The six-page statement, titled “The Gift of Salvation,” was developed by a loose-knit group of Roman Catholic and evangelical theologians including three Southern Baptists, Charles Colson, president of Prison Fellowship, and Timothy George, dean of the Beeson Divinity School At Samford University, Birmingham, Ala. One of the document’s original signers, Richard Land, president of the SBC’s Ethics & Religious Liberty Commission, however, has since removed his endorsement.
The document was released Nov. 12 with assurances from the signers that “for the first time in 450 years, evangelical Protestants and Roman Catholics have publicly agreed to a common understanding of salvation.” Several leading Southern Baptist theologians disagreed.
“The document appears to be inherently inconsistent,” said Phil Roberts, director of interfaith witness for the North American Mission Board. “The basic agreements regarding salvation appear to be nullified by the questions which the document says require further exploration.
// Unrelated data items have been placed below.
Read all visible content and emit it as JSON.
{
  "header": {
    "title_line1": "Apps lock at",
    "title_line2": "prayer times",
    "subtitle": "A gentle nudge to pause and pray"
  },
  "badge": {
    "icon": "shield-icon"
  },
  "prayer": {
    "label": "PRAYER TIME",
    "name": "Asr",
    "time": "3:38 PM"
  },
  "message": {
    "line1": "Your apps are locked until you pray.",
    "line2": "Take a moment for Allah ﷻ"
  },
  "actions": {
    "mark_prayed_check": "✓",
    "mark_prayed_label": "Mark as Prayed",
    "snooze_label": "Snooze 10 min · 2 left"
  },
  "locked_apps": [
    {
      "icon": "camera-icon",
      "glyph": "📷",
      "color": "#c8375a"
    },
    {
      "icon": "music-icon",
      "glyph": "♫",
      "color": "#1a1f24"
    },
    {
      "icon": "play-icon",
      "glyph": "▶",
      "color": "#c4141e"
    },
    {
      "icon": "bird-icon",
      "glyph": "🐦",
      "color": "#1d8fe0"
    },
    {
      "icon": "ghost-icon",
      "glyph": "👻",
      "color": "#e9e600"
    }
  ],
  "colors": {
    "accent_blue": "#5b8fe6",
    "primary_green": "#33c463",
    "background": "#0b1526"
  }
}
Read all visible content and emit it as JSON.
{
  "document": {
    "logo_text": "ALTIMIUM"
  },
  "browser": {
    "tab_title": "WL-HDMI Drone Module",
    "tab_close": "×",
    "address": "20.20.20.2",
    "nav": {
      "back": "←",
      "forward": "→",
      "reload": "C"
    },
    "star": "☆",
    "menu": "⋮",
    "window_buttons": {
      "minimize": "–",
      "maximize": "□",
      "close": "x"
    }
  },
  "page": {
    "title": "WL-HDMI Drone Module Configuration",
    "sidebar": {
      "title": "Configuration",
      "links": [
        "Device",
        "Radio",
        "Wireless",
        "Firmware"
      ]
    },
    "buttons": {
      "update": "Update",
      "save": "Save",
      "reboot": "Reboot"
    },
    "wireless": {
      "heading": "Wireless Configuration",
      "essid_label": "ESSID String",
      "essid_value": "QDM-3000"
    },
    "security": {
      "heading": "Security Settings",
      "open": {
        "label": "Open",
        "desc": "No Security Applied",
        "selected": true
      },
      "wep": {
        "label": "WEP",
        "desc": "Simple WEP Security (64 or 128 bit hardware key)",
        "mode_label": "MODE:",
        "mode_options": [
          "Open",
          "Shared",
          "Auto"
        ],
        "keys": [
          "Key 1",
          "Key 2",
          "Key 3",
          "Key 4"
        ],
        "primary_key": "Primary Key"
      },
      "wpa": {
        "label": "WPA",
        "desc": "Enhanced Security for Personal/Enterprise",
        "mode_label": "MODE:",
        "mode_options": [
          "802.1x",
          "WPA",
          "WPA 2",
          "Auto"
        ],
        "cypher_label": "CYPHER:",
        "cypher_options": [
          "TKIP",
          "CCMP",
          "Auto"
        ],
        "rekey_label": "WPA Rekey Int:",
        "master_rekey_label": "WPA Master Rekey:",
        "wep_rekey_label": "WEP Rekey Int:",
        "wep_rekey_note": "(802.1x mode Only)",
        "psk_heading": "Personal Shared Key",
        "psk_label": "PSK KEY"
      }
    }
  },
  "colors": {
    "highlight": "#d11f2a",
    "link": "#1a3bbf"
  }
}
How is it that sacramental grace is still an outstanding question which salvation by faith alone is affirmed by the document?” Roberts questioned.
Mark Coppenger, president of Midwestern Baptist Theological Seminary, Kansas City, Mo., agreed. “I loved most of what I read in this document, both the content and the spirit,” Coppenger told Baptist Press. “But I could not sign it, for it seems to me that what the Catholics say in (one) paragraph, they hedge in (another),” Coppenger said. “How can those matters (of a sacramental system and purgatory) be open when the matter of ‘faith alone’ is settled?”
R. Albert Mohler Jr., president of Southern Baptist Theological Seminary, Louisville, Ky., said, “Justification by faith alone, if genuinely affirmed by Catholics and evangelicals, would require repudiation of baptismal regeneration, purgatory, indulgences and many other issues presently affirmed by Roman Catholic doctrine.”
Mohler said the contradictions appear to lie in definition of terms. “Regretfully, I must conclude that the Catholics and evangelicals really do not define faith the same,” Mohler said.
The only Catholic official to comment on the document so far agreed. “In any conversation, you have to start with a definition of terms,” said Jeff Gros of the National Conference of Catholic Bishops in Washington. “I believe this document is quite consistent if you understand our definition of faith.” Gros said the statement was “useful” and “a good contribution” but not official.
The unofficial nature of the document is part of what concerned the Southern Baptist theologians.
Roberts pointed out, “No presiding bishop or member of the Ecumenical Secretariat nor representative of the National Conference of Catholic Bishops signed the document. … It should therefore be taken with a grain of salt.”
Patterson said one thing he has learned from the SBC’s formal meetings with Catholics theologians is that “unless one of the ecumenical councils decreed it or unless the Pope decreed it to be official dogma, no other Catholic signatures on a document makes any difference and hence are gratuitous.”
Roberts cautioned the document does not represent those meetings which his office has coordinated the past two years. Although George and Land are members of the SBC conversation team, “This document is in no way, shape or form related to the Southern Baptist-Roman Catholic conversations. It in no way reflects upon the work of our Southern Baptist group and was done without the awareness of most of the members,” Roberts said.
None of the Catholic signers are representatives to the SBC-Catholic meetings, although Patterson, Coppenger, Mohler and Roberts are members.
Mohler told Baptist Press he believes the evangelicals who signed the statement must have done so “in a spirit of hopefulness which was willing to overlook the contradictions. They are most capable and faithful theologians, and I do not question their integrity. But I could not sign it with the contradictions unresolved. Presently, I do not see that hope realized.”